2 前項に規定する者は、児童虐待の予防その他の児童虐待の防止並びに児童虐待を受けた児童の保護及び自立の支援に関する国及び地方公共団体の施策に協力するよう努めなければならない。

3 第1項に規定する者は、正当な理由がなく、その職務に関して知り得た児童虐待を受けたと思われる児童に関する秘密を漏らしてはならない。

4 前項の規定その他の守秘義務に関する法律の規定は、第2項の規定による国及び地方公共団体の施策に協力するように努める義務の遵守を妨げるものと解釈してはならない。

5 学校及び児童福祉施設は、児童及び保護者に対して、児童虐待の防止のための教育又は啓発に努めなければならない。

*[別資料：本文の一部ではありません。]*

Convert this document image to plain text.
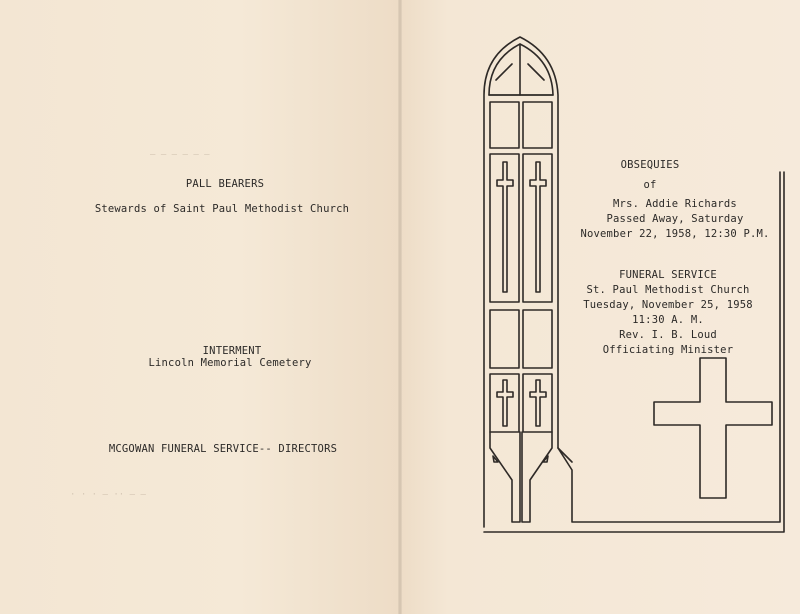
— — — — — —
· · · — ·· — —
PALL BEARERS
Stewards of Saint Paul Methodist Church
INTERMENT
Lincoln Memorial Cemetery
MCGOWAN FUNERAL SERVICE-- DIRECTORS
OBSEQUIES
of
Mrs. Addie Richards
Passed Away, Saturday
November 22, 1958, 12:30 P.M.
FUNERAL SERVICE
St. Paul Methodist Church
Tuesday, November 25, 1958
11:30 A. M.
Rev. I. B. Loud
Officiating Minister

※本条1項、2項は児童虐待を発見しやすい立場にある者や団体に対して、一般国民に比してより積極的な責務を負わせた規定。上記で挙げられた職業や団体は例示である。

(児童虐待に係る通告)
児童虐待防止法6条1項
児童虐待を受けたと思われる児童を発見した者は、速やかに、これを市町村、都道府県の設置する福祉事務所若しくは児童相談所又は児童委員を介して市町村、都道府県の設置する福祉事務所若しくは児童相談所に通告しなければならない。

同条2項
前項の規定による通告は児童福祉法25条第1項の規定による通告とみなして、同法の規定を適用する。

同条3項
刑法の秘密漏示罪の規定その他の守秘義務に関する法律の規定は、第1項の規定による通告をする義務の遵守を妨げるものと解釈してはならない。

(メモ)
※本条の通告義務を負うのは、全ての国民である。また、義務を負うのは個人だけではなく、学校、病院等の関係施設も含まれており、この場合の通告について、組織的な対応が求められる。
※本条違反に関して、罰則は課されない。
※判例において、「発見者が主観的に児童虐待であると認識したときは同法上の通告義務を負い、虐待の事実がないことを認識しながらあえて通告をした場合及びそれに準ずる場合を除き、通告をしたことについて法的責任を問われることはないと言うべきである」としたものがある。
(参考法令)
児童福祉法25条1項
要保護児童を発見した者は、これを市町村、都道府県の設置する福祉事務所若しくは児童相談所又は児童委員を介して市町村、都道府県の設置する福祉事務所若しくは児童相談所に通行しなければならない。ただし、罪を犯した満14歳未満の児童についてはこの限りでない。この場合においては、これを家庭裁判所に通告しなければならない。
2項
刑法の秘密漏示罪の規定その他の守秘義務に関する法律の規定は、前項の規定による通告をすることを妨げるものと解釈してはならない。
(秘密漏示罪)
刑法134条1項
医師、薬剤師、医薬品販売業者、助産師、弁護士、弁護人、公証人又はこれらの職にあった者が、正当な理由がないのに、その業務上取り扱ったことについて知り得た人の秘密を漏らしたときは、6ヶ月以下の懲役又は10万円以下の罰金に処する。
→児童福祉法25条2項、児童虐待防止法6条3項の規定により、これらの通告には正当な理由があるので、134条1項の規定は適用除外。
(メモ)
※児福法25条1項但し書きにおいては、要保護児童であっても、罪を犯した14歳以上(犯罪少年)の児童については、家庭裁判所に通告しなければならないとする規定。一方で、虞犯少年(20歳未満で、将来犯罪を犯す可能性がある者)や触法少年(14歳未満で犯罪を犯した児童)は児童福祉機関先議の原則により、家庭裁判所は、都道府県知事又は児童相談所長から送致を受けたときに限り、これを審判に付することができる。
※児福法25条1項の「要保護児童」とは、保護者に監護させることが不適当であると認められる児童を指す。